4/2/2009--Since I began to blog semi-regularly on the Huffington Post, I have seen attributes of the secular mind that I intuited in my book, Hallowed Secularism, but had not encountered regularly before. My blogs always say about the same thing: that secularists should be more open to religious wisdom, symbols, language and images, that secularism needs these things to become a flourishing civilization and that nothing about this kind of borrowing threatens legitimate secular values. The somewhat heated responses usually run in the following channels. (I’m not going to respond to these perspectives at any length today. That requires more space.)
“I don’t need religion to be a good person”. Daniel Dennett told a New School audience just this in New York City last month. I address this point in Hallowed Secularism, in which I suggest that there really are very few good people in the world, and even if religion does not produce much goodness, secularism doesn’t produce any more and maybe a lot less. People who talk this way are not confronting the issue of how to raise children. If you don’t need religion, you need something. So, what will secularism do for that something?
“The framers of the Constitution separated church and state”. Considering that many of the people who respond to me are pro-choice and pro-gay marriage, this assignment of sovereignty to history is just odd. In any event, that history is by no means clear. Thanksgiving to God is an old United States tradition.

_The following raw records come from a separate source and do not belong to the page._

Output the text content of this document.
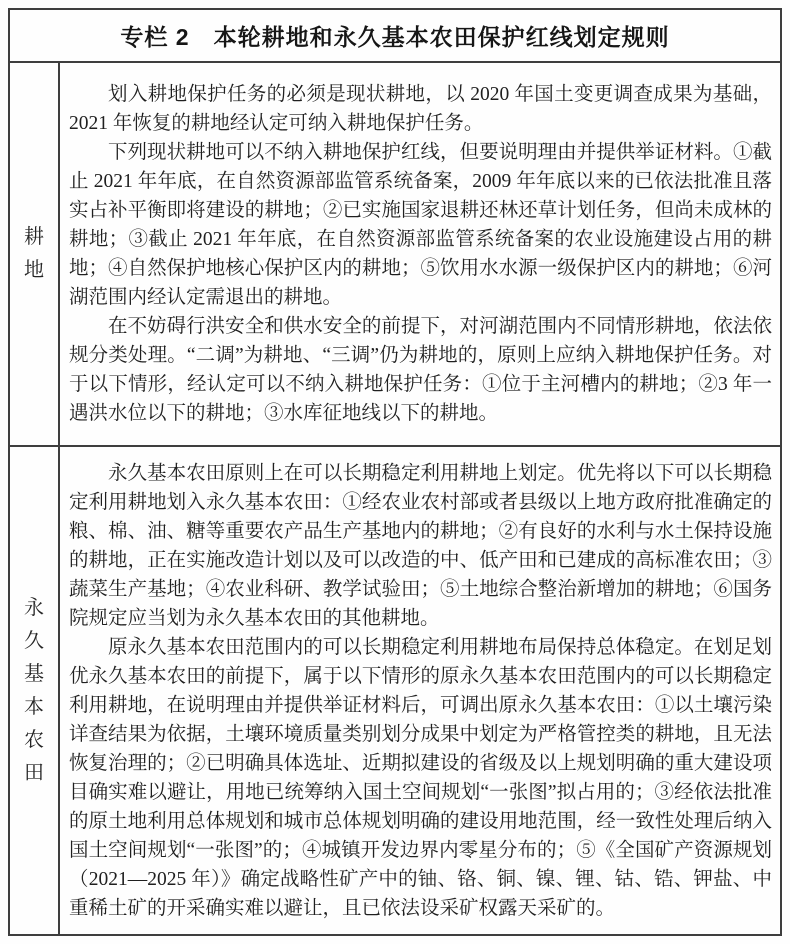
专栏 2　本轮耕地和永久基本农田保护红线划定规则
耕地

划入耕地保护任务的必须是现状耕地，以 2020 年国土变更调查成果为基础，2021 年恢复的耕地经认定可纳入耕地保护任务。

下列现状耕地可以不纳入耕地保护红线，但要说明理由并提供举证材料。①截止 2021 年年底，在自然资源部监管系统备案，2009 年年底以来的已依法批准且落实占补平衡即将建设的耕地；②已实施国家退耕还林还草计划任务，但尚未成林的耕地；③截止 2021 年年底，在自然资源部监管系统备案的农业设施建设占用的耕地；④自然保护地核心保护区内的耕地；⑤饮用水水源一级保护区内的耕地；⑥河湖范围内经认定需退出的耕地。

在不妨碍行洪安全和供水安全的前提下，对河湖范围内不同情形耕地，依法依规分类处理。“二调”为耕地、“三调”仍为耕地的，原则上应纳入耕地保护任务。对于以下情形，经认定可以不纳入耕地保护任务：①位于主河槽内的耕地；②3 年一遇洪水位以下的耕地；③水库征地线以下的耕地。

永久基本农田

永久基本农田原则上在可以长期稳定利用耕地上划定。优先将以下可以长期稳定利用耕地划入永久基本农田：①经农业农村部或者县级以上地方政府批准确定的粮、棉、油、糖等重要农产品生产基地内的耕地；②有良好的水利与水土保持设施的耕地，正在实施改造计划以及可以改造的中、低产田和已建成的高标准农田；③蔬菜生产基地；④农业科研、教学试验田；⑤土地综合整治新增加的耕地；⑥国务院规定应当划为永久基本农田的其他耕地。

原永久基本农田范围内的可以长期稳定利用耕地布局保持总体稳定。在划足划优永久基本农田的前提下，属于以下情形的原永久基本农田范围内的可以长期稳定利用耕地，在说明理由并提供举证材料后，可调出原永久基本农田：①以土壤污染详查结果为依据，土壤环境质量类别划分成果中划定为严格管控类的耕地，且无法恢复治理的；②已明确具体选址、近期拟建设的省级及以上规划明确的重大建设项目确实难以避让，用地已统筹纳入国土空间规划“一张图”拟占用的；③经依法批准的原土地利用总体规划和城市总体规划明确的建设用地范围，经一致性处理后纳入国土空间规划“一张图”的；④城镇开发边界内零星分布的；⑤《全国矿产资源规划（2021—2025 年）》确定战略性矿产中的铀、铬、铜、镍、锂、钴、锆、钾盐、中重稀土矿的开采确实难以避让，且已依法设采矿权露天采矿的。
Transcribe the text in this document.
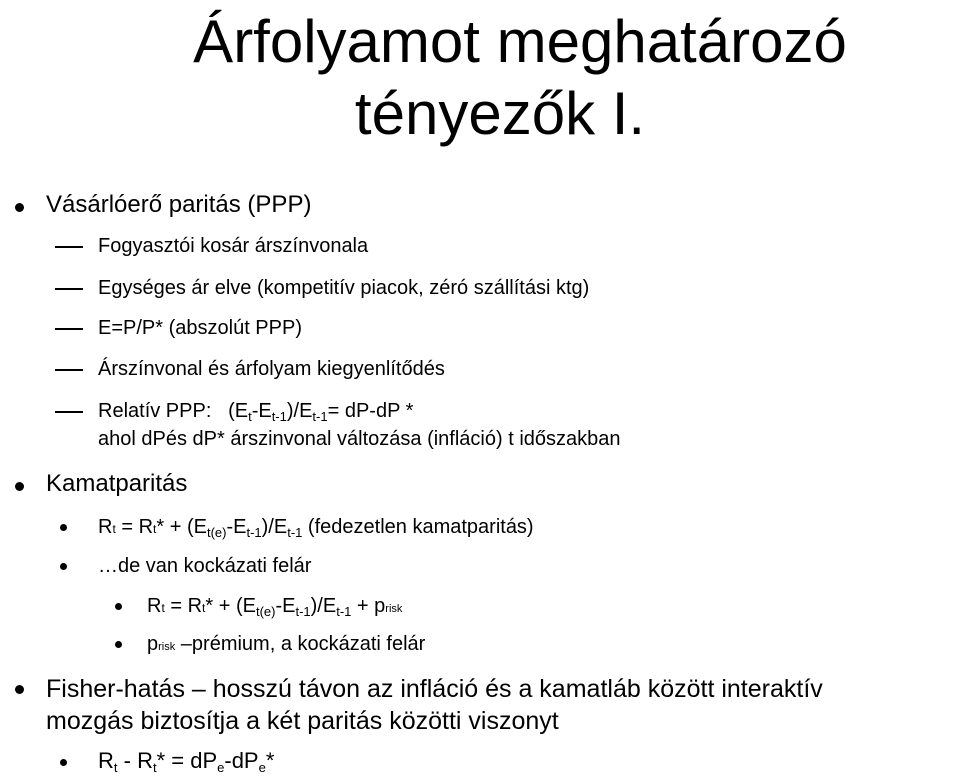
Árfolyamot meghatározó
tényezők I.
Vásárlóerő paritás (PPP)
Fogyasztói kosár árszínvonala
Egységes ár elve (kompetitív piacok, zéró szállítási ktg)
E=P/P* (abszolút PPP)
Árszínvonal és árfolyam kiegyenlítődés
Relatív PPP: $(E_t-E_{t-1})/E_{t-1}= dP-dP$ *
ahol dPés dP* árszinvonal változása (infláció) t időszakban
Kamatparitás
$Rt = Rt* + (E_{t(e)}-E_{t-1})/E_{t-1}$ (fedezetlen kamatparitás)
…de van kockázati felár
$Rt = Rt* + (E_{t(e)}-E_{t-1})/E_{t-1}$ + prisk
prisk –prémium, a kockázati felár
Fisher-hatás – hosszú távon az infláció és a kamatláb között interaktív
mozgás biztosítja a két paritás közötti viszonyt
$R_t - R_t* = dP_e-dP_e*$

“Religious believers should not force their beliefs on others”. This is really the heart of the matter. Secularists often think of religion as a personal matter. The believer can always pray privately, so why should any public manifestations of religion be thought necessary? But, as Justice Scalia likes to say, this view ignores the fact that there is a clash of values present in church/state controversies. Believers often think of their religion as social, rather than private. Think of the plagues of Egypt. Slavery was a public issue and its justice was a religious issue. A certain kind of religion can be relegated to private life, but not anything like biblical religion. That kind of religion is inescapably public.